Title: Inputs from single neurons in the visual cortex affect spike-timing of locally connected neurons but do not modulate their firing rate and sensory tuning curves
Authors: *H. TANAKA, Y. ASADA, R. MIZOGUCHI, I. OHZAWA, I. FUJITA, H. TAMURA;
Osaka Univ., Toyonaka, Japan
Abstract: Nearby cells in the sensory cortex are often functionally connected. Although slice studies showed that inputs from a nearby single cell evoke post-synaptic potentials up to 2 mV, it is not clear how such inputs affect spiking activities of post-synaptic neurons and their tuning properties to sensory stimuli. We conducted the present study to address this question. Using juxtacellular recording and current stimulation with single glass electrodes we evoked and recorded spikes from single cells (juxta-cells) in the cat visual cortex (area 17). Simultaneously we recorded activities of neighboring cells (nearby-cells) using silicon multi-site electrodes.

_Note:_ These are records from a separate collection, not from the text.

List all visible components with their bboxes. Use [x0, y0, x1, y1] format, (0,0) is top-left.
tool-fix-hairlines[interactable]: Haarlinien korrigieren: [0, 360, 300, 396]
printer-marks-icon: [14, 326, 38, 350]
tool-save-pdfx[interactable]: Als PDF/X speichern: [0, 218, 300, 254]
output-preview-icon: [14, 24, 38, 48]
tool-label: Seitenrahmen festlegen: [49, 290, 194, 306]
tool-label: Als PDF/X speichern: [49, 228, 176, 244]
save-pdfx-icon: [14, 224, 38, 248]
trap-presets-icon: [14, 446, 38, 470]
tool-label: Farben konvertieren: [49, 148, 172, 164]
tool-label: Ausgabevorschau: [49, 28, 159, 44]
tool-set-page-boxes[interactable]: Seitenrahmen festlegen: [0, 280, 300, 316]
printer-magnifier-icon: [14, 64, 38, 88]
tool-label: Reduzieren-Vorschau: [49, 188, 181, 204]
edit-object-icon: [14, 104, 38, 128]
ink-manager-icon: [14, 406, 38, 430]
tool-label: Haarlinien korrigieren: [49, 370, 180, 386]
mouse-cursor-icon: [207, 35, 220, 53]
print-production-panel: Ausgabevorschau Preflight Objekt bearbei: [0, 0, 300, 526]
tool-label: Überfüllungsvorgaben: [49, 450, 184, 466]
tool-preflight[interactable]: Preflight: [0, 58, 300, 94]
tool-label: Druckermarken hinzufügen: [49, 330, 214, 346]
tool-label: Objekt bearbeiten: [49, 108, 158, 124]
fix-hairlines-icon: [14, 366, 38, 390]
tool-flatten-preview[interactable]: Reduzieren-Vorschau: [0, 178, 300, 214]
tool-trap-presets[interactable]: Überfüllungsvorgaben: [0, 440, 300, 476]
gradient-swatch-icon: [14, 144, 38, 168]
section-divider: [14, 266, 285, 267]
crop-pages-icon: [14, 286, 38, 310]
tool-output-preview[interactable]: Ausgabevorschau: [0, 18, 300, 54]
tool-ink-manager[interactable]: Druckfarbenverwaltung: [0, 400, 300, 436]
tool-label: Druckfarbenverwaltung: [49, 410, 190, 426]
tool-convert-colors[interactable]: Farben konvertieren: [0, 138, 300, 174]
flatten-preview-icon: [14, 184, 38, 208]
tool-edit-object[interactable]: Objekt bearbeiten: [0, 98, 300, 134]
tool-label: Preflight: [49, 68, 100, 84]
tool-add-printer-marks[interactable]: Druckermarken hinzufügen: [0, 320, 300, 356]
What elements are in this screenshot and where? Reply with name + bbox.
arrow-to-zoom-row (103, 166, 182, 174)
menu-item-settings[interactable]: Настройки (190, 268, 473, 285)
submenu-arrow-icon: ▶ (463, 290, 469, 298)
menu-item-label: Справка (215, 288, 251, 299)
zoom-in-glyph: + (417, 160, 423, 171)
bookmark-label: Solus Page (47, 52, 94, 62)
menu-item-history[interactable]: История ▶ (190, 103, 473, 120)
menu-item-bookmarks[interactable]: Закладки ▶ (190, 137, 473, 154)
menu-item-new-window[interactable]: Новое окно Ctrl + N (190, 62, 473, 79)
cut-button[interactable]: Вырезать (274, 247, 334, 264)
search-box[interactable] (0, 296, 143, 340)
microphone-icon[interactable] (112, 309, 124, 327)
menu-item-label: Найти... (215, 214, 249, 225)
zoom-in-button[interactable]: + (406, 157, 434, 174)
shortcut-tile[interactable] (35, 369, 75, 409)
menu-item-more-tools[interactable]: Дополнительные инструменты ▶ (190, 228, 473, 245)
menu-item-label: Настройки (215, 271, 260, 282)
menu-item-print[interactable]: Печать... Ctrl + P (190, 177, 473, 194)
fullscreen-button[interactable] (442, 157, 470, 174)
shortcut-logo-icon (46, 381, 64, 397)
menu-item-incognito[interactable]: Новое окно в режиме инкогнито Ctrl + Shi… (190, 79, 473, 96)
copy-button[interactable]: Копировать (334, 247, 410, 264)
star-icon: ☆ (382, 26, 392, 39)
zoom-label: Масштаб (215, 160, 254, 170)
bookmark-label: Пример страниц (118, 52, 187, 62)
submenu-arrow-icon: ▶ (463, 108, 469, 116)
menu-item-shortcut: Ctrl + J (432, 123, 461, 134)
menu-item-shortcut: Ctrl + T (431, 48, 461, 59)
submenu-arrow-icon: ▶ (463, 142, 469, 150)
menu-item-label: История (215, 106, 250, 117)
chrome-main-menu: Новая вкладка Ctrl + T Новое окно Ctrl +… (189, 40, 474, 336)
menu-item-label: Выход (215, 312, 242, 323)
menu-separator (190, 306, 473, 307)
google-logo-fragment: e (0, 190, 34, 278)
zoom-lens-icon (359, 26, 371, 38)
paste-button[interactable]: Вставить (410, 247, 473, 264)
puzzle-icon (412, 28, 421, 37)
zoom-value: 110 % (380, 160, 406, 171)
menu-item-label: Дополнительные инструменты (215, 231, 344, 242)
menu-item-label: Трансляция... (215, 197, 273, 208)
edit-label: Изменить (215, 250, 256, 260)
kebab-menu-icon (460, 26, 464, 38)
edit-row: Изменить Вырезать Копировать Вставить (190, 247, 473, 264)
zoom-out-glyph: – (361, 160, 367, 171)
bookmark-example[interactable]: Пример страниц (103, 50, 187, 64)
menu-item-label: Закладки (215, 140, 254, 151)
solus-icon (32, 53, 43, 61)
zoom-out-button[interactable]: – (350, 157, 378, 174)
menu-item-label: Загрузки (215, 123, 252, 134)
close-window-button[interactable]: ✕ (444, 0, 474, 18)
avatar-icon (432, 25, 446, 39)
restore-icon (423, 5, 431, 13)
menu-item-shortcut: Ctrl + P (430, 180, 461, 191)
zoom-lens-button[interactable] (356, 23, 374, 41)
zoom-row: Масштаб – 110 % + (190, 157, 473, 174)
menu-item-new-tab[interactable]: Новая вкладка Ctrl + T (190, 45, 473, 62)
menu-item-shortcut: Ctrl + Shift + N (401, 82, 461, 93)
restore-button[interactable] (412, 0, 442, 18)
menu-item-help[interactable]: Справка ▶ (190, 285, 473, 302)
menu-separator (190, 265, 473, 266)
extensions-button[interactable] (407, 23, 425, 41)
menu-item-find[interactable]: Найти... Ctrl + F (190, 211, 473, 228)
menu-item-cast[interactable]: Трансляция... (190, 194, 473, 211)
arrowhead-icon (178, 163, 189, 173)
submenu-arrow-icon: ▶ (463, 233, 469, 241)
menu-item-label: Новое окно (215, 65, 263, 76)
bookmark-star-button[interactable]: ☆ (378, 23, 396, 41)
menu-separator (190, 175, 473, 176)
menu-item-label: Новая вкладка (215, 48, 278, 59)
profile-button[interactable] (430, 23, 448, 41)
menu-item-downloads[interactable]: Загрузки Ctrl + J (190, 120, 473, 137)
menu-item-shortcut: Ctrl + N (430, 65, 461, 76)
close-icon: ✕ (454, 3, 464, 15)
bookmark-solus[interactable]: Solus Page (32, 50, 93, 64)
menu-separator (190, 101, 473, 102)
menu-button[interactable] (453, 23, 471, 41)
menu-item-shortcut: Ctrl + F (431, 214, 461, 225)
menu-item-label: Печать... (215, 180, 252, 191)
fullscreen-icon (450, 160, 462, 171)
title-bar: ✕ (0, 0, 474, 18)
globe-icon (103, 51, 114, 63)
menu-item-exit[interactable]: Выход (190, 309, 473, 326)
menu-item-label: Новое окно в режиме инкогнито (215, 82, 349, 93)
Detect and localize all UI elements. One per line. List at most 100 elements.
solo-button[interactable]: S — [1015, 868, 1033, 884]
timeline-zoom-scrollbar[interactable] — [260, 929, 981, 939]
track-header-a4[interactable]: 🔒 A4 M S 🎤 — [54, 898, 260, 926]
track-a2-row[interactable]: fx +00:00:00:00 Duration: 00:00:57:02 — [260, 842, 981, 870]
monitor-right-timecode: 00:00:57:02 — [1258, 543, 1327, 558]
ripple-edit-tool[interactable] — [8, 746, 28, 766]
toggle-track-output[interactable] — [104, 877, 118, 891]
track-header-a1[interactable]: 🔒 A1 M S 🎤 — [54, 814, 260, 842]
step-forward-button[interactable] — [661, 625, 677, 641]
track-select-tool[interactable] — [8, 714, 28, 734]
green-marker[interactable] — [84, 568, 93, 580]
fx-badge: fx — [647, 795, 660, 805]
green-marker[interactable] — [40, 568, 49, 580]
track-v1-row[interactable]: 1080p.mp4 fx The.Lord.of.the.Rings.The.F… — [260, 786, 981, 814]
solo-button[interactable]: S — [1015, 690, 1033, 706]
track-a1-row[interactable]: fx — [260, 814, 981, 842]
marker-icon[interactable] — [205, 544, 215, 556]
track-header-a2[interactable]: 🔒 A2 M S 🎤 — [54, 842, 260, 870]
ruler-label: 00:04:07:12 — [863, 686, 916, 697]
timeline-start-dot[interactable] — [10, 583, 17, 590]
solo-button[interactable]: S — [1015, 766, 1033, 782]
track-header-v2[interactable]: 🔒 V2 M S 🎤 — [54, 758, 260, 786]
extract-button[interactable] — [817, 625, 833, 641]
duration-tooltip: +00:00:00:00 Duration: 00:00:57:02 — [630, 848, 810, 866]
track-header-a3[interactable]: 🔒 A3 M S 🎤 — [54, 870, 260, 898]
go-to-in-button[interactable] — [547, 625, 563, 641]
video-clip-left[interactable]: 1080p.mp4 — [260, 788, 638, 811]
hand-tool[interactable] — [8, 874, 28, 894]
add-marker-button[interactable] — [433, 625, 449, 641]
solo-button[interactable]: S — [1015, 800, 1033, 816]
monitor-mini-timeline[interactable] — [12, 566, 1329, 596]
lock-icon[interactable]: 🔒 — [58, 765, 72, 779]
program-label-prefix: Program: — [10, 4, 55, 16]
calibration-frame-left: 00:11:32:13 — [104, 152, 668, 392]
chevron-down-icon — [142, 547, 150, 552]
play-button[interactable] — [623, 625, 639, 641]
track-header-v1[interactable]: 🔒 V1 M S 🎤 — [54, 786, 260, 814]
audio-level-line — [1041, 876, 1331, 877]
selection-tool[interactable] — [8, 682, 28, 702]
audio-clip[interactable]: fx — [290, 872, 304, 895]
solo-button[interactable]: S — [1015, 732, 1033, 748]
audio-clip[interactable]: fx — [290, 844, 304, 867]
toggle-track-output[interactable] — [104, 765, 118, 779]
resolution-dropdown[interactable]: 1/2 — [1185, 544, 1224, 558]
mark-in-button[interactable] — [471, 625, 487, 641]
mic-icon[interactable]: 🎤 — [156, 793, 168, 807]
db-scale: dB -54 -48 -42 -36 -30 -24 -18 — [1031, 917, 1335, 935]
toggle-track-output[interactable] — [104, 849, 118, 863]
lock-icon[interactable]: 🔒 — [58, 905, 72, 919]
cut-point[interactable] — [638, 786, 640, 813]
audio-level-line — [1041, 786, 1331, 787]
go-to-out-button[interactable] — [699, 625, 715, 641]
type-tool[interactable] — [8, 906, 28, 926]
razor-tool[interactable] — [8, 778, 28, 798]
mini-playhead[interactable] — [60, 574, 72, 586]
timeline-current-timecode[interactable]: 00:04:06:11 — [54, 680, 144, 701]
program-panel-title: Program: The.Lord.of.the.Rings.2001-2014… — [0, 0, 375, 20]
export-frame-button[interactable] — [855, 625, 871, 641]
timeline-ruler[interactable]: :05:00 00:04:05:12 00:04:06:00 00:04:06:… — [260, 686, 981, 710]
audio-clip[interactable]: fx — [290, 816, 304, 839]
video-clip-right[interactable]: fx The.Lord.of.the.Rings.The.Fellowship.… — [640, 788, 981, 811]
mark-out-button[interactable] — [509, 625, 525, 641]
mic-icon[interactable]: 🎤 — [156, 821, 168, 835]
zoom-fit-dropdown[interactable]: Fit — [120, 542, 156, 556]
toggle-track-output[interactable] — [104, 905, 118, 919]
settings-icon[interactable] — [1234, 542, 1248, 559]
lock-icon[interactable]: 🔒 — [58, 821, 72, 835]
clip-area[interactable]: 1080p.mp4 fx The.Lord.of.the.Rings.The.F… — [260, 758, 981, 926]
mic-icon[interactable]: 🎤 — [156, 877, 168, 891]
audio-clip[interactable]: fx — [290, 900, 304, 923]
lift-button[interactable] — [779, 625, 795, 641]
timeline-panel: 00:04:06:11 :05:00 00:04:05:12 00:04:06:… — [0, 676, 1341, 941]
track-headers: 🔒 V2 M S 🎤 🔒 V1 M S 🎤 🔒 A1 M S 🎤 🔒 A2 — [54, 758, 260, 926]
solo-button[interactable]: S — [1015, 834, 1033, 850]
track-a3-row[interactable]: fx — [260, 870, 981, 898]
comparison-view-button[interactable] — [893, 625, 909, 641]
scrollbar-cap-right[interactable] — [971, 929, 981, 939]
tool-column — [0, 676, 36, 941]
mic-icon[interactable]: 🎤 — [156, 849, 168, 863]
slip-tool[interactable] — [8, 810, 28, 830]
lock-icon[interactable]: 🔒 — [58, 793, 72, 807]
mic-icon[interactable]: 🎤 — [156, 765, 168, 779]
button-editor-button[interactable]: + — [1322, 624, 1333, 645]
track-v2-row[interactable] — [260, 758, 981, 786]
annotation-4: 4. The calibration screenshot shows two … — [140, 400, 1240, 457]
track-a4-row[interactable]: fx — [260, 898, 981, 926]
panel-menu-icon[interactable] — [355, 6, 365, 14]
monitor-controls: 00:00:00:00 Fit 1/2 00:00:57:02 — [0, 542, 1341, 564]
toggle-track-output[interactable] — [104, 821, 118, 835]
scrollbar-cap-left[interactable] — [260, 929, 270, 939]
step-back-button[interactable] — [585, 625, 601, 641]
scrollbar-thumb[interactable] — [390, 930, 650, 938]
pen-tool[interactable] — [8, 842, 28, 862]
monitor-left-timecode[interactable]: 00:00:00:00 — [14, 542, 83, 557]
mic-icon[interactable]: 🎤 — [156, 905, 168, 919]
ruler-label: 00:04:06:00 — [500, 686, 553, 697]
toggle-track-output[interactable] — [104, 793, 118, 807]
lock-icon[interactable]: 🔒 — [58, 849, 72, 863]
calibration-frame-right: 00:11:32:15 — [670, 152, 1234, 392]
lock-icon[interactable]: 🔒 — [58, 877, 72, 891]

Current (0.5~3nA) was repetitively applied (0.5 sec ON and 0.5 sec OFF) while blank screen or sinusoidal gratings of various orientations were presented to the eyes. Cross-correlograms (CCGs) were compiled using spikes from pairs of juxta-cells and nearby-cells during the current stimulation period. Of 287 pairs tested for blank stimuli, 67 pairs (23%) showed delayed peaks in the CCGs, showing that probability of the nearby-cells to produce a spike increased shortly after a spike of the juxta-cells. However, while firing rate of the juxta-cells increased by current application, that of the nearby-cells, including those with delayed peaks in their CCGs, did not change. Similar results were obtained in the presence of sinusoidal grating. These results show that inputs from single cells affect spike timing of post-synaptic cells but cannot change their firing rate and orientation tuning curves. This suggests that information contained in accurate spike timing of cortical neurons can be modulated by inputs from just single pre-synaptic neurons, while that in spike rate may require convergent inputs from multiple pre-synaptic neurons for its modulation.
Disclosures: H. Tanaka, None; Y. Asada, None; R. Mizoguchi, None; I. Ohzawa,
None; I. Fujita, None; H. Tamura, None.